Hacker News new | ask | show | jobs
by quicktwo 1573 days ago
Not sure how big the word dict is in your latest version, but you can do much better simply by reordering how you create your index.

With alphabet in order, assembling letters ABCDE: 17345.00 bytes With alphabet in order, assembling letters EDCBA: 16949.00 bytes With alphabet order tweaked, assembling letters EDCBA: 16309.00 bytes

Where tweaked means you build your offset as if each position was ordered like this ([::-1] means reverse if you're unfamiliar with Python).

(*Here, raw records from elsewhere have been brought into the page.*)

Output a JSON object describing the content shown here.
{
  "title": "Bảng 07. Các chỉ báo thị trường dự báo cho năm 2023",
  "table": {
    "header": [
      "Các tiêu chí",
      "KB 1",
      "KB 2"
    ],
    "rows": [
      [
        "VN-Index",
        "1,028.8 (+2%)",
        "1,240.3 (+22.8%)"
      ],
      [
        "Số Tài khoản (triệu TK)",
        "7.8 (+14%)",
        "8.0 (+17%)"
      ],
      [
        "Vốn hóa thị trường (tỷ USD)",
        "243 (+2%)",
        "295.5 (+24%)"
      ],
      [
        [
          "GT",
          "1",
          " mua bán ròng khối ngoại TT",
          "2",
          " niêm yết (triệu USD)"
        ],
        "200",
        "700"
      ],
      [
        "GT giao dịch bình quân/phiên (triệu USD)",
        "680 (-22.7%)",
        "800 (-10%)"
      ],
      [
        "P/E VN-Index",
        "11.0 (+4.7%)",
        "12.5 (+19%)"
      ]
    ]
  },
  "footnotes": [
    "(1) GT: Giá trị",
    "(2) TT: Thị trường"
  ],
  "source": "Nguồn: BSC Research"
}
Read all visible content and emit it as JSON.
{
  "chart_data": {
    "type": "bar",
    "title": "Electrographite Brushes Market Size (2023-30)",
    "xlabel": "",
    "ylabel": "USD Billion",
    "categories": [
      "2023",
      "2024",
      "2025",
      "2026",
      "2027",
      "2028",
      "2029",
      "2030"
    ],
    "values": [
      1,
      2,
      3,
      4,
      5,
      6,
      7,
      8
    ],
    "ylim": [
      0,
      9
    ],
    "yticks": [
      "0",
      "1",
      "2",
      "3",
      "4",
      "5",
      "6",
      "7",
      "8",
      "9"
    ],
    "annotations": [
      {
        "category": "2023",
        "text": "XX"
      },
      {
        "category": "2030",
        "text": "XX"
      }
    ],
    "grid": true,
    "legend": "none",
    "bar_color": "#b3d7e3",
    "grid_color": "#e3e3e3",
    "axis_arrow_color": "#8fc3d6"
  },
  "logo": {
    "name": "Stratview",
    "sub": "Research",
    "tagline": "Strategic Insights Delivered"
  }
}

``` alpha1 = "abcdestfghijklmnopqruvwxyz"[::-1] alpha2 = "eaioustrbcdfghjklmnpqvwxyz" alpha3 = "aeioustrbcdfghjklmnpqvwxyz" alpha4 = "eaiousthrbcdfgjklmnpqvwxyz" alpha5 = "aeioustryhkbcdfgjlmnpqvwxz" ```

You can also use a prefix rather than variable length encoding, this means you can use 2 bits to represent a number bigger than 2^14, rather than 3. This might hurt your ability to decode though, as you'll have bits that cross byte boundaries.

  breaksv = [2**7, 2**14, 2**21]
  prefixesv = [[0], [1, 0], [1, 1]]
You can get much smaller using length 3 varints rather than 7 (13,110 bytes), but I presume that would perform worse on GB hardware than staying byte aligned.